While these might be seen as the lucky ones, given that they are in council housing, many live in unsustainable situations. A quarter of those seeking transfers live in overcrowded conditions. Many, having started with a one-bedroom council flat, now have children.

Ministerial direction

Others need to move out of flats that cannot be adapted for their needs, such as a requirement for wheelchair access. There are also older people seeking transfers who want to move to smaller housing. The availability of transfers, has all but dried up, however, with the growing number of people trying to get into the system and the direction from Minister for the Environment Alan Kelly for 50 per cent of social housing to be allocated to homeless people.

National housing policies have conspired against council housing becoming available to new tenants; children have succession rights on the death of a tenant; tenants of council houses, though not flats, have for decades had the right to buy their properties; and, for several years, almost no new council housing has been built.
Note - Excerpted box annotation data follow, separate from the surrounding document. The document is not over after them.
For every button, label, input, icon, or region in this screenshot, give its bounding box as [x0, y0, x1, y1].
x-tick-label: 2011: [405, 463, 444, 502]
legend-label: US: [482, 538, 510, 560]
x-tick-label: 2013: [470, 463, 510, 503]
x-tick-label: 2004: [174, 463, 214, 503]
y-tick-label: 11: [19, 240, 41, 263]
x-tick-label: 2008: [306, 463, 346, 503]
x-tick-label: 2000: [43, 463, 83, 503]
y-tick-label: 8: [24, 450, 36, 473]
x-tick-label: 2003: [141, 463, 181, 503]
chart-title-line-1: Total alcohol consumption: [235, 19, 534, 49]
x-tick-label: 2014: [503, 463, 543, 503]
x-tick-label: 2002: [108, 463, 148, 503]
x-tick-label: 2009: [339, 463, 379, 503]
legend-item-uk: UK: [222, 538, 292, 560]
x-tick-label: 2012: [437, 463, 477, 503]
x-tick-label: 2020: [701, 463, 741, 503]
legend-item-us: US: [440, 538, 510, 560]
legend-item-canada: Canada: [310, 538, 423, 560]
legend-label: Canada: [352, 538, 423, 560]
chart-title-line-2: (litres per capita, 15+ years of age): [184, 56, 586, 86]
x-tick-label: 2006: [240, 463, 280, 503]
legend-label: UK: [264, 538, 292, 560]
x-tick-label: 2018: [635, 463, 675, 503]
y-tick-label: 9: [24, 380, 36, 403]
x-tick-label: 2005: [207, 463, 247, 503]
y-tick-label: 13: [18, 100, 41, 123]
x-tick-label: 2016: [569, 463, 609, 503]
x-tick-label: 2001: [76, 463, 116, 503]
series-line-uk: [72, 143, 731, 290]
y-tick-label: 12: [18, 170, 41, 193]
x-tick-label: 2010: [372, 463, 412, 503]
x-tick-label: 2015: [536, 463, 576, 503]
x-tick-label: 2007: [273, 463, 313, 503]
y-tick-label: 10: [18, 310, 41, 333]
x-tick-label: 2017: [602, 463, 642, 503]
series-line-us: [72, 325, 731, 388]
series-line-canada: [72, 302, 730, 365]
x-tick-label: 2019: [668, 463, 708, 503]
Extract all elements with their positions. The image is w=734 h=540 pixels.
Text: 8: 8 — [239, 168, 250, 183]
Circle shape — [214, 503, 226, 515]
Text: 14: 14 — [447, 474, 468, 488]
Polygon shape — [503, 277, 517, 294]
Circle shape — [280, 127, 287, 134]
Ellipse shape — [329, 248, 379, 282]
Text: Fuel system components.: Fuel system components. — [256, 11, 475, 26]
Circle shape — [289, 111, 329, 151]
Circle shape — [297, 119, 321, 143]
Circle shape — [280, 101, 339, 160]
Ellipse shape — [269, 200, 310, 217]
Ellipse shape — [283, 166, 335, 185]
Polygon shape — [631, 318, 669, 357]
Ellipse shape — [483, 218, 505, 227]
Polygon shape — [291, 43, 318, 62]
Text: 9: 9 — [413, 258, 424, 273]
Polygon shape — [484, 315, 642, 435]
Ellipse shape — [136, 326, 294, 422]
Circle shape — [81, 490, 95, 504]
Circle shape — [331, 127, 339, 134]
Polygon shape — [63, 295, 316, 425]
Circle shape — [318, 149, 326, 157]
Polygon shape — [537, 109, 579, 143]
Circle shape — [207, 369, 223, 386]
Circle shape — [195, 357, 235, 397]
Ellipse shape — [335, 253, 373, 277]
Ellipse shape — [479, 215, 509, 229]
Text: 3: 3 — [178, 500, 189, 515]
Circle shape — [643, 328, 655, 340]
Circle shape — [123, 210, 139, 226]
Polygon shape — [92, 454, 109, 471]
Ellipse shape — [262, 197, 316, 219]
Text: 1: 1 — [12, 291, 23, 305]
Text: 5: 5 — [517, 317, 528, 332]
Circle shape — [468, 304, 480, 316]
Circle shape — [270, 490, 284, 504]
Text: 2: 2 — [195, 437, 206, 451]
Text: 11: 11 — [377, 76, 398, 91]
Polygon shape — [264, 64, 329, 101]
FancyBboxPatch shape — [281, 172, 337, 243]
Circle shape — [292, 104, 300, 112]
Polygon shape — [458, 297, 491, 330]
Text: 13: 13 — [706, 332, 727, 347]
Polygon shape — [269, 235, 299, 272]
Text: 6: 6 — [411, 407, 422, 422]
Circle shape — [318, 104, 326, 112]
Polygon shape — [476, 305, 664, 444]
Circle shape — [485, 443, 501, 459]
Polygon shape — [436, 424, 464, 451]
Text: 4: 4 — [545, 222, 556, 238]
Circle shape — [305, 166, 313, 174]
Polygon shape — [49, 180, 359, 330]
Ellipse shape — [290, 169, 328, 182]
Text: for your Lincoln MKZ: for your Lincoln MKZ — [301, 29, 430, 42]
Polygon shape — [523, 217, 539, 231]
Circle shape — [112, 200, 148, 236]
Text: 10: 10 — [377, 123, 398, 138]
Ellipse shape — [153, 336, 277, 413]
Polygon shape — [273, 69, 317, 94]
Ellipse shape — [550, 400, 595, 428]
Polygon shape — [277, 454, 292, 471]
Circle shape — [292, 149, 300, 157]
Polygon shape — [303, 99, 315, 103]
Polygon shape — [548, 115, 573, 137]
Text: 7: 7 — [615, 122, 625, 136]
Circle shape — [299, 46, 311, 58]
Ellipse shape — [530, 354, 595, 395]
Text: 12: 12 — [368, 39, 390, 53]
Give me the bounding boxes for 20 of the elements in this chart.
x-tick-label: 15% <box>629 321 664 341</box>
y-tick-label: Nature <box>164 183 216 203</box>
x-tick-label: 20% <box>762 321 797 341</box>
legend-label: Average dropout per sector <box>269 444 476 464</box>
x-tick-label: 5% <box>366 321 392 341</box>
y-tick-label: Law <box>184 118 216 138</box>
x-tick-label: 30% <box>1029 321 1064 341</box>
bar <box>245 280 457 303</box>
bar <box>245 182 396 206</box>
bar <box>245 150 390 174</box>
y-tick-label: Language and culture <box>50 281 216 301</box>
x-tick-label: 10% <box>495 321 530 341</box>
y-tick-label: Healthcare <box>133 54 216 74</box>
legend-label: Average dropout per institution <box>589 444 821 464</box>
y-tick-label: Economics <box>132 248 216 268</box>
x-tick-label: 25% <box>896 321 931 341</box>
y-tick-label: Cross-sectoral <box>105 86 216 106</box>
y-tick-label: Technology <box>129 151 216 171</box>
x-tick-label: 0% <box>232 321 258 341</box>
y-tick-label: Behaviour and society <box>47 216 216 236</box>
As a result, few council properties become available to rent. The council housed 960 applicants last year, almost half of whom had been waiting more than five years for a house or flat.

Doubling the existing stock of houses and flats to accommodate all those assessed as having a housing need is clearly an insurmountable task given the council’s resources. The solution has to rest with the private sector, which most on the housing list are desperately trying to leave.